A while back I read How to Measure Anything and found it fascinating. In my day job, I spend quite a bit of time trying to make sense of the world by looking at dashboards of requests, latencies, error rates, etc. (software systems).
After finishing the book and taking copious notes, I understood that it gave me a prepackaged process that I could apply as-is, but I found it very difficult to adapt to everyday situations. I don’t think I picked up a good intuition about stats, in other words.
I’m looking to change that. Specifically, I want to learn to apply stats in these two situations:
measuring things. Mostly software systems, but open to little experiments. Dan Luu used to measure a lot of fun things.
understanding how others measure things. I’d like to be able to judge if claims made in a paper about covid spread or social media addiction are backed up by the math/data in the paper.
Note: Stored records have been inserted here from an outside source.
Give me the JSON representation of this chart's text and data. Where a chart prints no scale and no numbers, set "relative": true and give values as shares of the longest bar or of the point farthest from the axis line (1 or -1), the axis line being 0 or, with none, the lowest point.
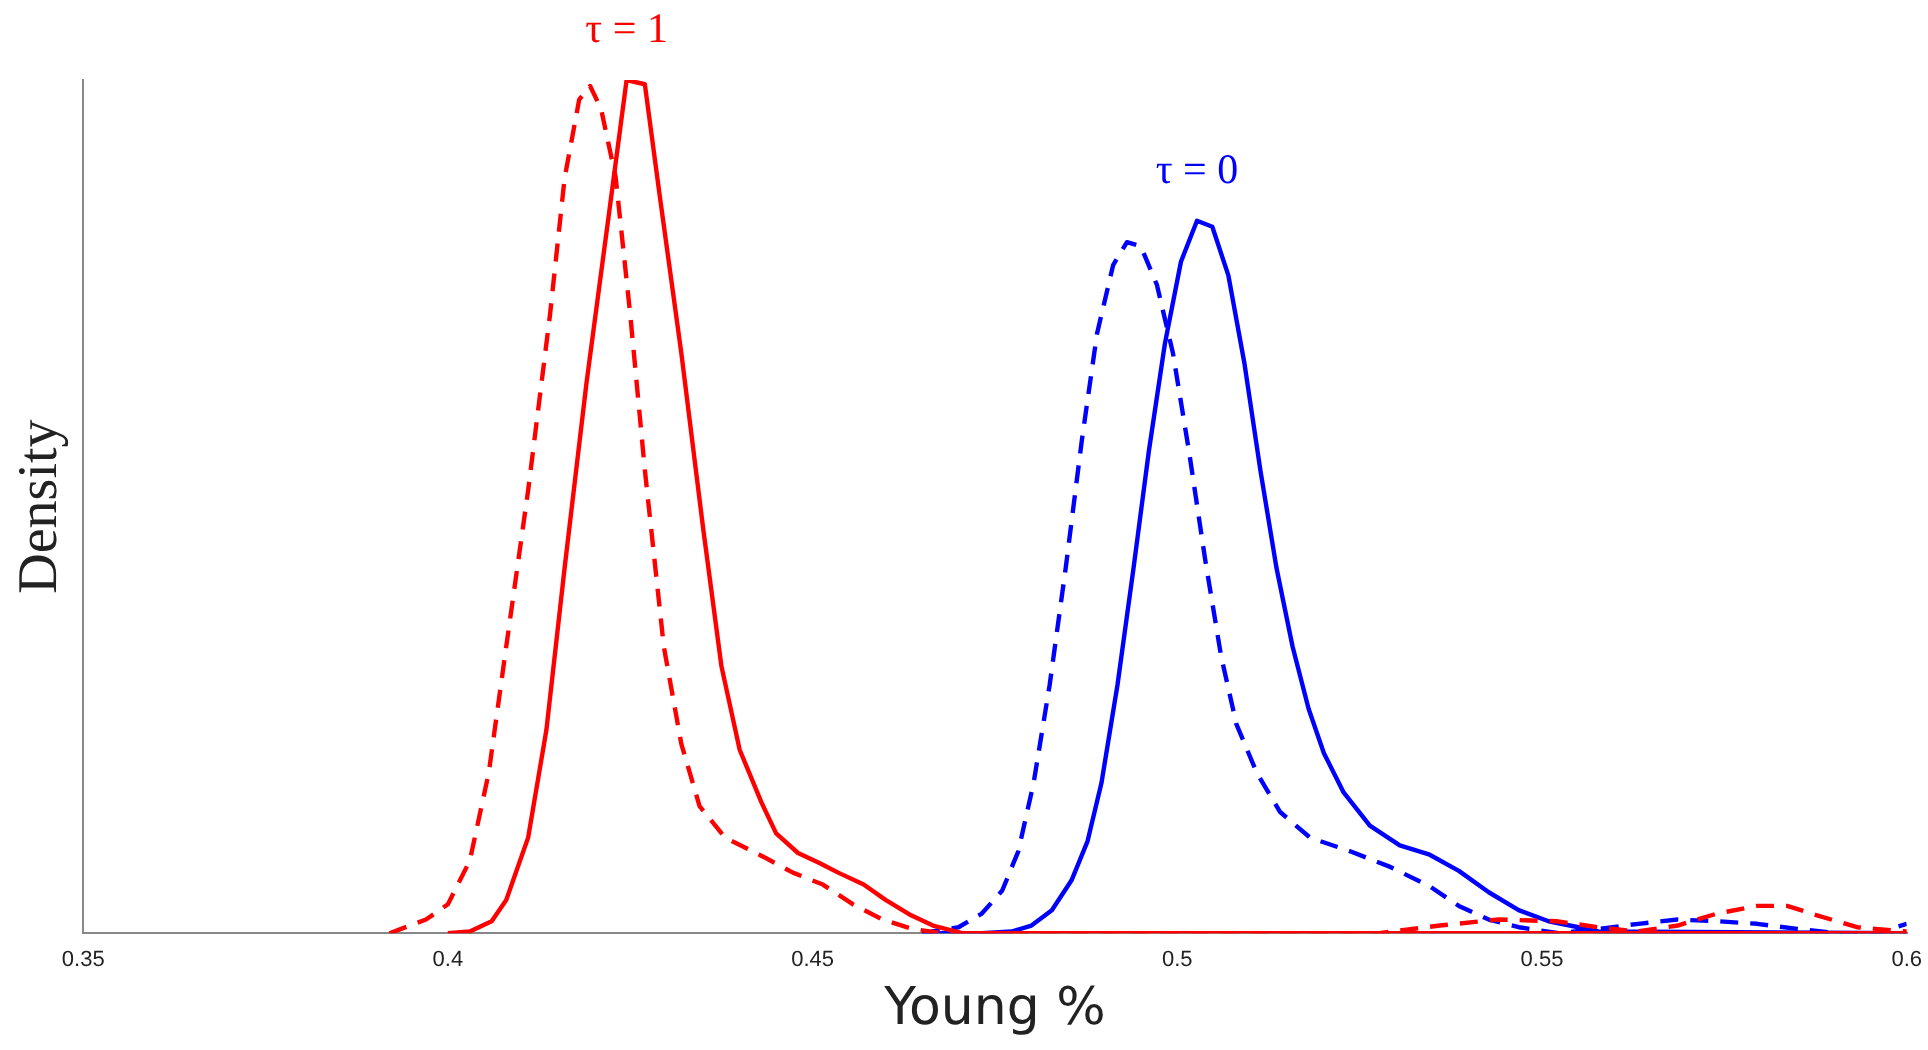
{
  "chart_data": {
    "type": "line",
    "relative": true,
    "xlabel": "Young %",
    "ylabel": "Density",
    "xlim": [
      0.35,
      0.6
    ],
    "xticks": [
      0.35,
      0.4,
      0.45,
      0.5,
      0.55,
      0.6
    ],
    "grid": false,
    "legend": false,
    "marker": "none",
    "annotations": [
      {
        "text": "τ = 1",
        "x": 0.4245,
        "y": 1.0
      },
      {
        "text": "τ = 0",
        "x": 0.5027,
        "y": 0.835
      }
    ],
    "series": [
      {
        "color": "#ff0000",
        "line_style": "solid",
        "x": [
          0.4,
          0.403,
          0.406,
          0.408,
          0.411,
          0.4135,
          0.416,
          0.419,
          0.422,
          0.4245,
          0.427,
          0.429,
          0.432,
          0.435,
          0.4375,
          0.44,
          0.443,
          0.445,
          0.448,
          0.451,
          0.4535,
          0.457,
          0.46,
          0.4635,
          0.4665,
          0.4705,
          0.6
        ],
        "values": [
          0,
          0.002,
          0.014,
          0.039,
          0.112,
          0.238,
          0.428,
          0.645,
          0.838,
          1.0,
          0.995,
          0.867,
          0.68,
          0.474,
          0.313,
          0.215,
          0.153,
          0.117,
          0.094,
          0.082,
          0.071,
          0.057,
          0.039,
          0.021,
          0.009,
          0,
          0
        ]
      },
      {
        "color": "#ff0000",
        "line_style": "dashed",
        "x": [
          0.392,
          0.397,
          0.4,
          0.403,
          0.4056,
          0.408,
          0.411,
          0.414,
          0.416,
          0.418,
          0.4195,
          0.421,
          0.423,
          0.425,
          0.427,
          0.4296,
          0.432,
          0.4345,
          0.438,
          0.4427,
          0.4473,
          0.4514,
          0.4555,
          0.4596,
          0.4637,
          0.4678,
          0.5277,
          0.536,
          0.544,
          0.552,
          0.5577,
          0.563,
          0.5686,
          0.574,
          0.5795,
          0.5836,
          0.5877,
          0.5932,
          0.6
        ],
        "values": [
          0,
          0.016,
          0.034,
          0.085,
          0.188,
          0.336,
          0.519,
          0.725,
          0.885,
          0.977,
          0.993,
          0.966,
          0.886,
          0.725,
          0.543,
          0.336,
          0.222,
          0.149,
          0.112,
          0.092,
          0.071,
          0.057,
          0.034,
          0.016,
          0.005,
          0,
          0,
          0.009,
          0.016,
          0.014,
          0.007,
          0.002,
          0.009,
          0.023,
          0.032,
          0.032,
          0.021,
          0.007,
          0.002
        ]
      },
      {
        "color": "#0000ff",
        "line_style": "solid",
        "x": [
          0.465,
          0.4732,
          0.4773,
          0.48,
          0.4828,
          0.4855,
          0.4877,
          0.4896,
          0.4918,
          0.494,
          0.4961,
          0.4983,
          0.5005,
          0.5027,
          0.5048,
          0.507,
          0.5092,
          0.5114,
          0.5136,
          0.5158,
          0.518,
          0.5201,
          0.5228,
          0.5264,
          0.5305,
          0.5346,
          0.5386,
          0.5427,
          0.5468,
          0.5509,
          0.555,
          0.5577,
          0.6
        ],
        "values": [
          0,
          0,
          0.002,
          0.009,
          0.027,
          0.062,
          0.108,
          0.176,
          0.291,
          0.428,
          0.565,
          0.691,
          0.787,
          0.835,
          0.828,
          0.771,
          0.668,
          0.542,
          0.428,
          0.336,
          0.263,
          0.211,
          0.165,
          0.126,
          0.103,
          0.092,
          0.073,
          0.048,
          0.027,
          0.014,
          0.007,
          0.002,
          0
        ]
      },
      {
        "color": "#0000ff",
        "line_style": "dashed",
        "x": [
          0.465,
          0.47,
          0.4732,
          0.476,
          0.4782,
          0.4803,
          0.4825,
          0.4847,
          0.4869,
          0.489,
          0.4912,
          0.4931,
          0.495,
          0.4972,
          0.4994,
          0.5016,
          0.5038,
          0.506,
          0.5081,
          0.5109,
          0.5141,
          0.5182,
          0.5237,
          0.5291,
          0.5346,
          0.5386,
          0.5427,
          0.5468,
          0.5523,
          0.5577,
          0.5632,
          0.5686,
          0.5741,
          0.5795,
          0.585,
          0.5905,
          0.5959,
          0.6
        ],
        "values": [
          0,
          0.007,
          0.023,
          0.05,
          0.096,
          0.176,
          0.291,
          0.428,
          0.577,
          0.703,
          0.783,
          0.81,
          0.805,
          0.76,
          0.68,
          0.565,
          0.439,
          0.325,
          0.245,
          0.188,
          0.142,
          0.112,
          0.096,
          0.078,
          0.055,
          0.032,
          0.016,
          0.007,
          0,
          0.005,
          0.011,
          0.016,
          0.014,
          0.011,
          0.005,
          0,
          0,
          0.011
        ]
      }
    ]
  }
}
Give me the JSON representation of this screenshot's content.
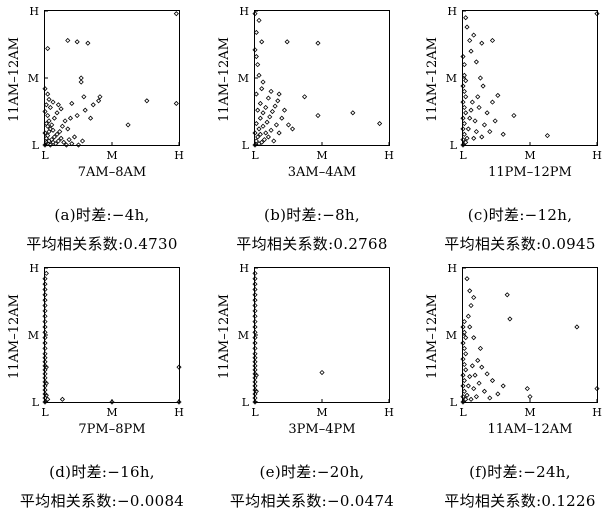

The challenge I’m facing is that I know a bunch of techniques, but not how they relate to each other and the problems they’re meant to solve. To illustrate what I mean: I know how to get percentiles and calculate means, but until today morning I didn’t know why averaging percentiles is usually a bad idea. I’m missing the map.
I’ve seen these books recommended as a good way to start:
Statistics, 4th Edition 4th Edition, by Freedman, Pisani, and Purves
Probability Theory: The Logic of Science, by Jaynes
An Introduction to Error Analysis: The Study of Uncertainties in Physical Measurements, by Taylor
Think Stats, by Downey
But I also wanted to ask someone familiar with the field:
Is it best to start with an introductory textbook and branch out from there?
Are there specific subfields / topics I should be focusing on (or avoiding)?
Is what I’m looking to learn labeled in some way? For example, I can’t tell if this is data analytics or data science or X.